The Chinese stimulus package – 4,000 billion RMB to be spent within two years – was passed with the goal of maintaining economic growth at 8%.
An article by John Garnaut at the Sydney Morning Herald (“Don’t miss the first signs of China’s economic recovery”):
Construction and heavy industry are the third and most powerful engine of the Chinese economy. These developers and steelmakers can make and break the Australian economy, at least in the short term, and they were at the front of China’s economic train when it crashed.
To be fair, Garnaut is aware of the weaknesses, too. He also refers to consumption, the “weakest engine” of China’s economy, and to the cause of this weakness: The problem is not that Chinese households save too much, as is often asserted, but that they have too little income in the first place.
Construction and heavy industry may be the global corporations’ greatest business opportunities in China, and “Bao Ba” (保八), maintaining economic growth at 8%, is also the goal of Beijing’s 4,000 billion Yuan stimulus package. But there are misgivings among academics, and maybe also among China’s leaders.
After all, the 11th Five-year-plan, passed more than three years ago, states that change is needed in the relationship between economic structural adjustments and the ways of economic growth.
Two paragraphs, both from last year, referring to China’s small and medium-sized businesses, might illustrate the problems with growth and investment.
China’s small and medium businesses are quickly becoming China’s innovators of tomorrow. Internationally, innovation in many countries is taking place in garage workshops and factories of small to medium sized companies. In China, this is also fast becoming the rule.
- globalreporting.org, News 2008
-- SME [Small and medium-sized enterprises are] potentially the most dynamic sector of economy
-- In China > 10 million SME representing 99% of total enterprises
– Due to their small size and lean structures, SME are potentially more dynamic than big enterprises, which make them particularly important for job creation
– But SME are also more vulnerable, lacking often access to capital and to funding sources *)
OECD, Taiwan/Korea, October 2008
Professor Huang Yasheng (黄亚生) at Massachusetts Institute of Technology (MIT) argues that an assessment of China’s economic achievements and drawbacks needs to go beyond the superficial data on gross domestic product (GDP) and foreign direct investment that satisfy most researchers. His recent book, Capitalism with Chinese Characteristics, describes how peasants started to become business people – what looked collective was in fact private enterprise. That was before the Tiananmen massacre. In 1989, a generation of policymakers who had grown up in the countryside, led by Zhao Ziyang, were swept away by city boys, notably the president, Jiang Zemin, and Zhu Rongji, his premier, writes the Economist in a review of Professor Huang’s book. And the rural economy until 1989 was more capitalist than China is today, writes the magazine. I’m not sure if the book itself goes exactly that far.

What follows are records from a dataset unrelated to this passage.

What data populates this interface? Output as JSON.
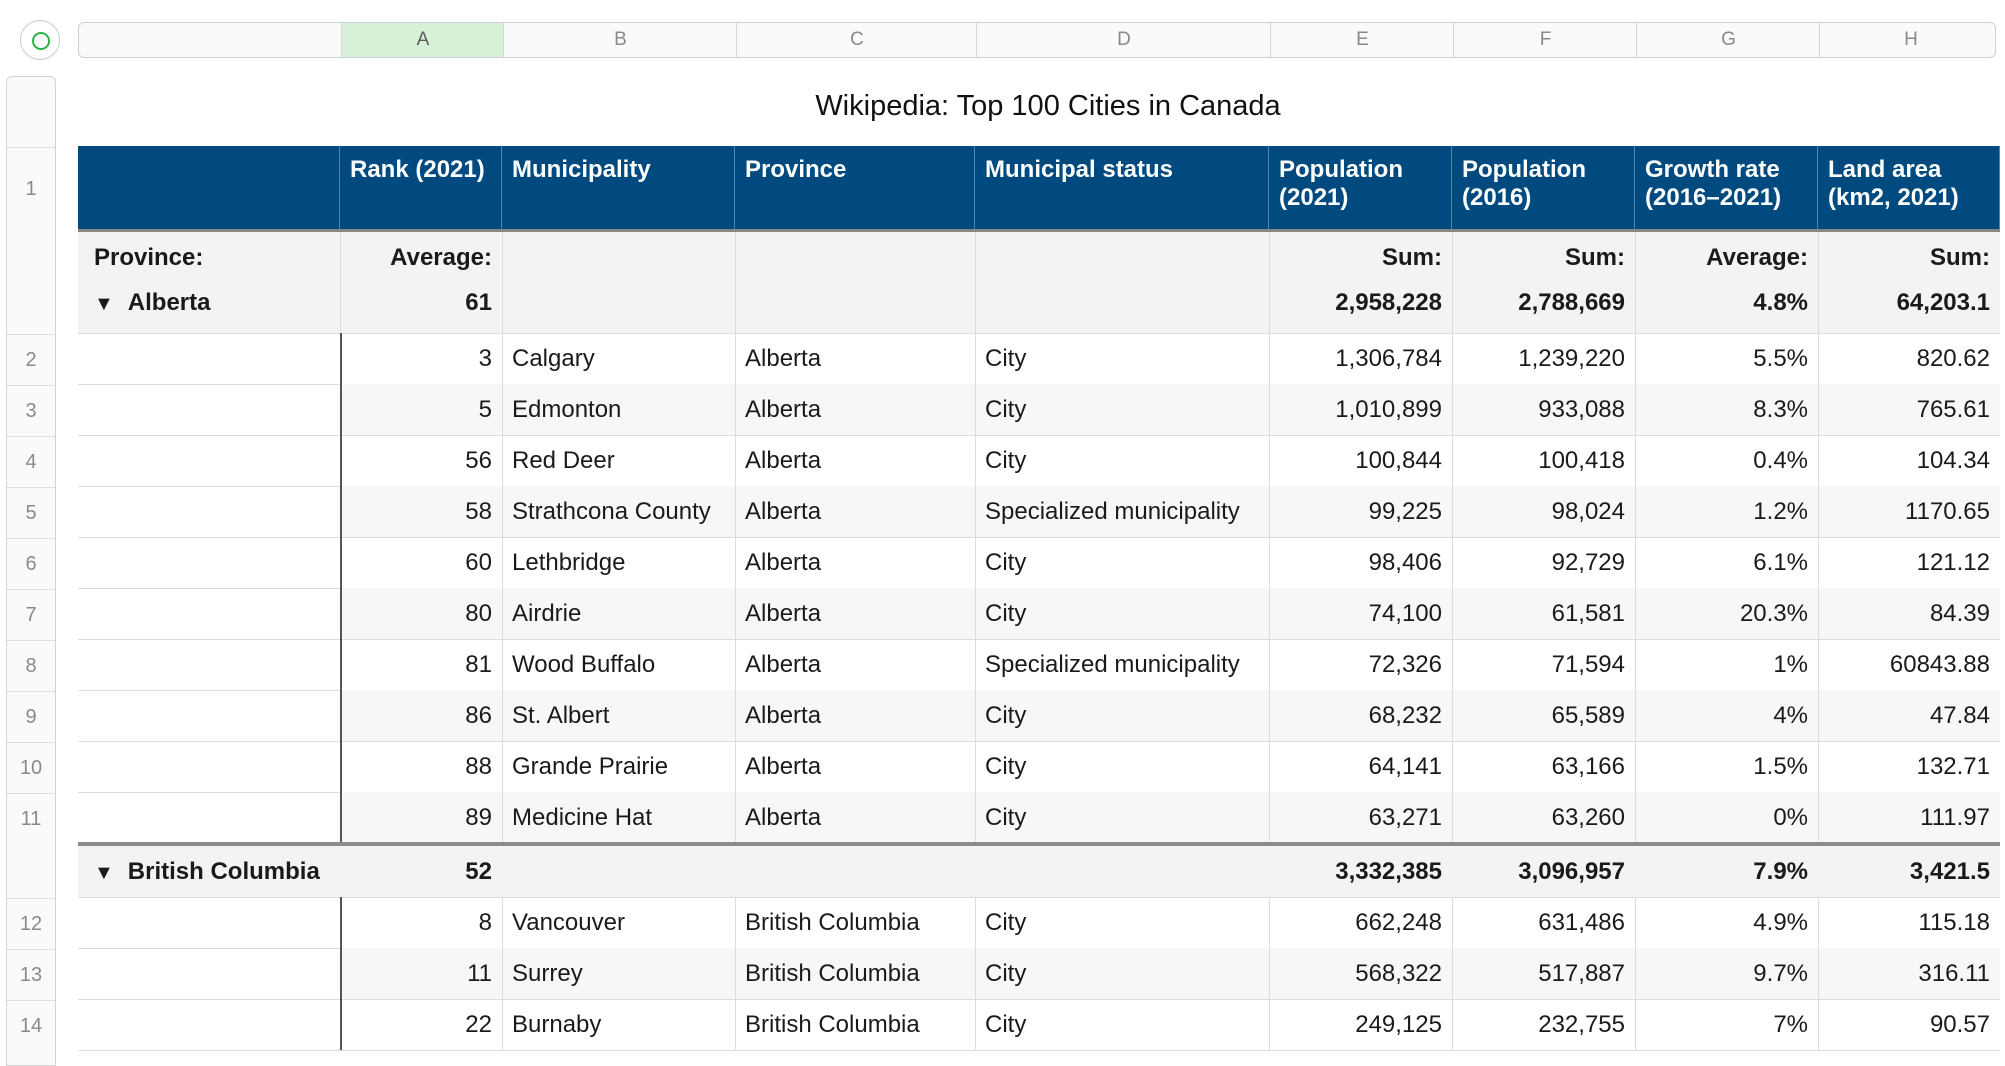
{
  "column_letters": [
    "A",
    "B",
    "C",
    "D",
    "E",
    "F",
    "G",
    "H"
  ],
  "selected_column": "A",
  "row_numbers": [
    "1",
    "2",
    "3",
    "4",
    "5",
    "6",
    "7",
    "8",
    "9",
    "10",
    "11",
    "12",
    "13",
    "14"
  ],
  "table": {
    "title": "Wikipedia: Top 100 Cities in Canada",
    "headers": [
      "",
      "Rank (2021)",
      "Municipality",
      "Province",
      "Municipal status",
      "Population (2021)",
      "Population (2016)",
      "Growth rate (2016–2021)",
      "Land area (km2, 2021)"
    ],
    "summary_labels": {
      "category": "Province:",
      "rank": "Average:",
      "pop2021": "Sum:",
      "pop2016": "Sum:",
      "growth": "Average:",
      "land": "Sum:"
    },
    "groups": [
      {
        "name": "Alberta",
        "rank": "61",
        "pop2021": "2,958,228",
        "pop2016": "2,788,669",
        "growth": "4.8%",
        "land": "64,203.1",
        "rows": [
          [
            "3",
            "Calgary",
            "Alberta",
            "City",
            "1,306,784",
            "1,239,220",
            "5.5%",
            "820.62"
          ],
          [
            "5",
            "Edmonton",
            "Alberta",
            "City",
            "1,010,899",
            "933,088",
            "8.3%",
            "765.61"
          ],
          [
            "56",
            "Red Deer",
            "Alberta",
            "City",
            "100,844",
            "100,418",
            "0.4%",
            "104.34"
          ],
          [
            "58",
            "Strathcona County",
            "Alberta",
            "Specialized municipality",
            "99,225",
            "98,024",
            "1.2%",
            "1170.65"
          ],
          [
            "60",
            "Lethbridge",
            "Alberta",
            "City",
            "98,406",
            "92,729",
            "6.1%",
            "121.12"
          ],
          [
            "80",
            "Airdrie",
            "Alberta",
            "City",
            "74,100",
            "61,581",
            "20.3%",
            "84.39"
          ],
          [
            "81",
            "Wood Buffalo",
            "Alberta",
            "Specialized municipality",
            "72,326",
            "71,594",
            "1%",
            "60843.88"
          ],
          [
            "86",
            "St. Albert",
            "Alberta",
            "City",
            "68,232",
            "65,589",
            "4%",
            "47.84"
          ],
          [
            "88",
            "Grande Prairie",
            "Alberta",
            "City",
            "64,141",
            "63,166",
            "1.5%",
            "132.71"
          ],
          [
            "89",
            "Medicine Hat",
            "Alberta",
            "City",
            "63,271",
            "63,260",
            "0%",
            "111.97"
          ]
        ]
      },
      {
        "name": "British Columbia",
        "rank": "52",
        "pop2021": "3,332,385",
        "pop2016": "3,096,957",
        "growth": "7.9%",
        "land": "3,421.5",
        "rows": [
          [
            "8",
            "Vancouver",
            "British Columbia",
            "City",
            "662,248",
            "631,486",
            "4.9%",
            "115.18"
          ],
          [
            "11",
            "Surrey",
            "British Columbia",
            "City",
            "568,322",
            "517,887",
            "9.7%",
            "316.11"
          ],
          [
            "22",
            "Burnaby",
            "British Columbia",
            "City",
            "249,125",
            "232,755",
            "7%",
            "90.57"
          ]
        ]
      }
    ]
  },
  "icons": {
    "corner": "circle-icon",
    "disclosure": "triangle-down-icon"
  },
  "colors": {
    "header_bg": "#004a80",
    "selected_col": "#d6f3d9",
    "accent_green": "#2bb24c"
  }
}
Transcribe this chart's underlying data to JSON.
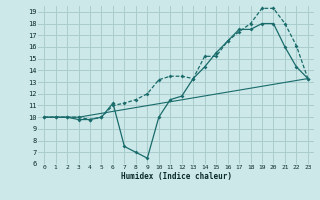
{
  "xlabel": "Humidex (Indice chaleur)",
  "xlim": [
    -0.5,
    23.5
  ],
  "ylim": [
    6,
    19.5
  ],
  "xticks": [
    0,
    1,
    2,
    3,
    4,
    5,
    6,
    7,
    8,
    9,
    10,
    11,
    12,
    13,
    14,
    15,
    16,
    17,
    18,
    19,
    20,
    21,
    22,
    23
  ],
  "yticks": [
    6,
    7,
    8,
    9,
    10,
    11,
    12,
    13,
    14,
    15,
    16,
    17,
    18,
    19
  ],
  "bg_color": "#cce8e8",
  "line_color": "#1a6b6b",
  "grid_color": "#aacccc",
  "line1_x": [
    0,
    3,
    23
  ],
  "line1_y": [
    10,
    10,
    13.3
  ],
  "line2_x": [
    0,
    1,
    2,
    3,
    4,
    5,
    6,
    7,
    8,
    9,
    10,
    11,
    12,
    13,
    14,
    15,
    16,
    17,
    18,
    19,
    20,
    21,
    22,
    23
  ],
  "line2_y": [
    10,
    10,
    10,
    10,
    9.8,
    10.0,
    11.0,
    11.2,
    11.5,
    12.0,
    13.2,
    13.5,
    13.5,
    13.3,
    15.2,
    15.2,
    16.5,
    17.3,
    18.0,
    19.3,
    19.3,
    18.0,
    16.1,
    13.3
  ],
  "line3_x": [
    0,
    1,
    2,
    3,
    4,
    5,
    6,
    7,
    8,
    9,
    10,
    11,
    12,
    13,
    14,
    15,
    16,
    17,
    18,
    19,
    20,
    21,
    22,
    23
  ],
  "line3_y": [
    10,
    10,
    10,
    9.8,
    9.8,
    10.0,
    11.2,
    7.5,
    7.0,
    6.5,
    10.0,
    11.5,
    11.8,
    13.3,
    14.3,
    15.5,
    16.5,
    17.5,
    17.5,
    18.0,
    18.0,
    16.0,
    14.3,
    13.3
  ]
}
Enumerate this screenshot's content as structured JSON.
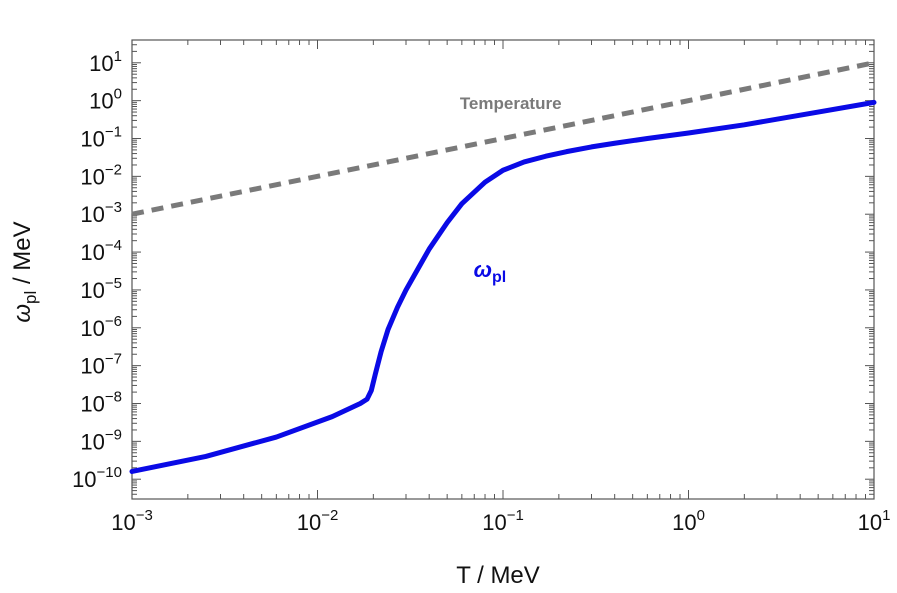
{
  "chart_data": {
    "type": "line",
    "xscale": "log",
    "yscale": "log",
    "xlim": [
      0.001,
      10
    ],
    "ylim": [
      3e-11,
      40
    ],
    "grid": false,
    "xlabel": {
      "base": "T",
      "rest": " / MeV"
    },
    "ylabel": {
      "symbol": "ω",
      "sub": "pl",
      "rest": " / MeV"
    },
    "x_ticks": [
      {
        "value": 0.001,
        "base": "10",
        "exp": "−3"
      },
      {
        "value": 0.01,
        "base": "10",
        "exp": "−2"
      },
      {
        "value": 0.1,
        "base": "10",
        "exp": "−1"
      },
      {
        "value": 1,
        "base": "10",
        "exp": "0"
      },
      {
        "value": 10,
        "base": "10",
        "exp": "1"
      }
    ],
    "y_ticks": [
      {
        "value": 1e-10,
        "base": "10",
        "exp": "−10"
      },
      {
        "value": 1e-09,
        "base": "10",
        "exp": "−9"
      },
      {
        "value": 1e-08,
        "base": "10",
        "exp": "−8"
      },
      {
        "value": 1e-07,
        "base": "10",
        "exp": "−7"
      },
      {
        "value": 1e-06,
        "base": "10",
        "exp": "−6"
      },
      {
        "value": 1e-05,
        "base": "10",
        "exp": "−5"
      },
      {
        "value": 0.0001,
        "base": "10",
        "exp": "−4"
      },
      {
        "value": 0.001,
        "base": "10",
        "exp": "−3"
      },
      {
        "value": 0.01,
        "base": "10",
        "exp": "−2"
      },
      {
        "value": 0.1,
        "base": "10",
        "exp": "−1"
      },
      {
        "value": 1,
        "base": "10",
        "exp": "0"
      },
      {
        "value": 10,
        "base": "10",
        "exp": "1"
      }
    ],
    "series": [
      {
        "key": "temperature",
        "style": "dashed",
        "color": "#7a7a7a",
        "x": [
          0.001,
          10
        ],
        "y": [
          0.001,
          10
        ],
        "label": {
          "text": "Temperature",
          "x": 0.11,
          "y": 0.6
        }
      },
      {
        "key": "omega_pl",
        "style": "solid",
        "color": "#0a0ae6",
        "x": [
          0.001,
          0.0025,
          0.006,
          0.012,
          0.017,
          0.0185,
          0.0195,
          0.0205,
          0.022,
          0.024,
          0.027,
          0.03,
          0.035,
          0.04,
          0.05,
          0.06,
          0.08,
          0.1,
          0.13,
          0.17,
          0.22,
          0.3,
          0.4,
          0.6,
          1,
          2,
          5,
          10
        ],
        "y": [
          1.6e-10,
          4e-10,
          1.3e-09,
          4.5e-09,
          1e-08,
          1.3e-08,
          2.2e-08,
          6e-08,
          2.3e-07,
          9e-07,
          3.5e-06,
          1e-05,
          3.8e-05,
          0.00012,
          0.0006,
          0.0019,
          0.007,
          0.0145,
          0.024,
          0.034,
          0.045,
          0.06,
          0.075,
          0.1,
          0.14,
          0.23,
          0.5,
          0.9
        ],
        "label": {
          "symbol": "ω",
          "sub": "pl",
          "x": 0.085,
          "y": 2.2e-05
        }
      }
    ]
  }
}
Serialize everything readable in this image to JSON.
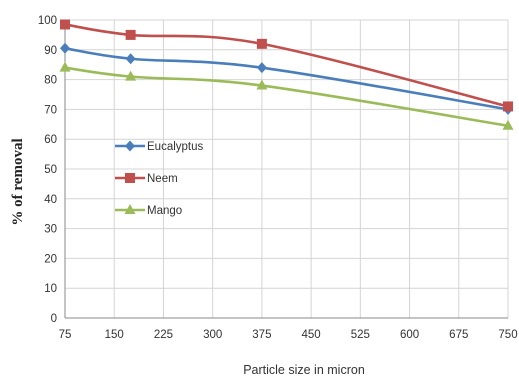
{
  "chart_data": {
    "type": "line",
    "x": [
      75,
      175,
      375,
      750
    ],
    "xticks": [
      75,
      150,
      225,
      300,
      375,
      450,
      525,
      600,
      675,
      750
    ],
    "xlim": [
      75,
      750
    ],
    "ylim": [
      0,
      100
    ],
    "yticks": [
      0,
      10,
      20,
      30,
      40,
      50,
      60,
      70,
      80,
      90,
      100
    ],
    "xlabel": "Particle size in micron",
    "ylabel": "% of removal",
    "grid": true,
    "legend": "center-left",
    "series": [
      {
        "name": "Eucalyptus",
        "values": [
          90.5,
          87,
          84,
          70
        ],
        "color": "#4a7ebb",
        "marker": "diamond"
      },
      {
        "name": "Neem",
        "values": [
          98.5,
          95,
          92,
          71
        ],
        "color": "#c0504d",
        "marker": "square"
      },
      {
        "name": "Mango",
        "values": [
          84,
          81,
          78,
          64.5
        ],
        "color": "#9bbb59",
        "marker": "triangle"
      }
    ]
  }
}
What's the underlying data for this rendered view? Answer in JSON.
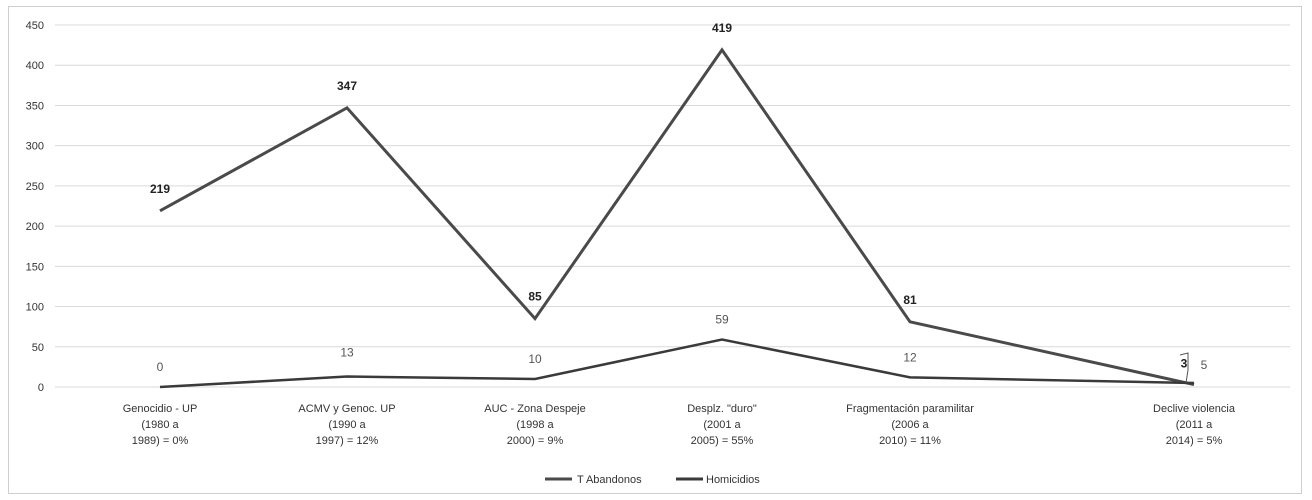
{
  "chart_data": {
    "type": "line",
    "categories": [
      [
        "Genocidio - UP",
        "(1980 a",
        "1989) = 0%"
      ],
      [
        "ACMV  y Genoc. UP",
        "(1990 a",
        "1997) = 12%"
      ],
      [
        "AUC - Zona Despeje",
        "(1998 a",
        "2000) = 9%"
      ],
      [
        "Desplz. \"duro\"",
        "(2001 a",
        "2005) = 55%"
      ],
      [
        "Fragmentación paramilitar",
        "(2006 a",
        "2010) = 11%"
      ],
      [
        "Declive violencia",
        "(2011 a",
        "2014) = 5%"
      ]
    ],
    "series": [
      {
        "name": "T Abandonos",
        "values": [
          219,
          347,
          85,
          419,
          81,
          3
        ],
        "color": "#4a4a4a"
      },
      {
        "name": "Homicidios",
        "values": [
          0,
          13,
          10,
          59,
          12,
          5
        ],
        "color": "#3a3a3a"
      }
    ],
    "ylim": [
      0,
      450
    ],
    "yticks": [
      0,
      50,
      100,
      150,
      200,
      250,
      300,
      350,
      400,
      450
    ],
    "grid": true,
    "legend": "bottom"
  }
}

In an interview with the BBC’s Chinese service on February 11, Huang pointed out that every additional percent in GDP added less to employment and family incomes in China. He is one of those who argue in favor of adjustments, rather than blind growth. And in an interview with Nanfang Daily (published online on February 15), he asks why the Chinese economy is unable to create more white-collar jobs, points out that China is still a low-technology country with little administrative efficiency, and comes back to the question of investment and growth. India’s investment only amounts to 50% of China’s, he says, but still creates still economic growth that amounts to 80% of China’s economic growth.
I should actually read the book. Professor Huang looks like a great iconoclast of Chinese economic orthodoxy – and probably more so, of Western economic orthodoxy. He stops at nothing:
“Yes, India’s labor rules are rigid, but they can’t be changed because of political resistance, labor unions and so on. From an economist’s point of view, they would need change, but when I discussed this with human resource and technology development people, they said that this labor legislation actually advanced technological progress, because it limited exploitation of labor – so it has both advantages and disadvantages. Of course, in my view, the disadvantages outweigh the advantages, because what a country like India needs most is simple production work [.....] At the high costs [for production factors] as they are in India, only people with a lot of confidence in their future, under circumstances where returns on investment are really high, will turn into developers.“
(It should be mentioned that using India as an example for China – in whatever way – may count as a pretty thought-provoking… umm, yes, provocation.)
*) The presentation doesn’t mention corruption, which of course also hampers small business more than big business. This unpleasant issue is often politely left out in researchers’ discussions and therefore often catches new arrivals in China by surprise.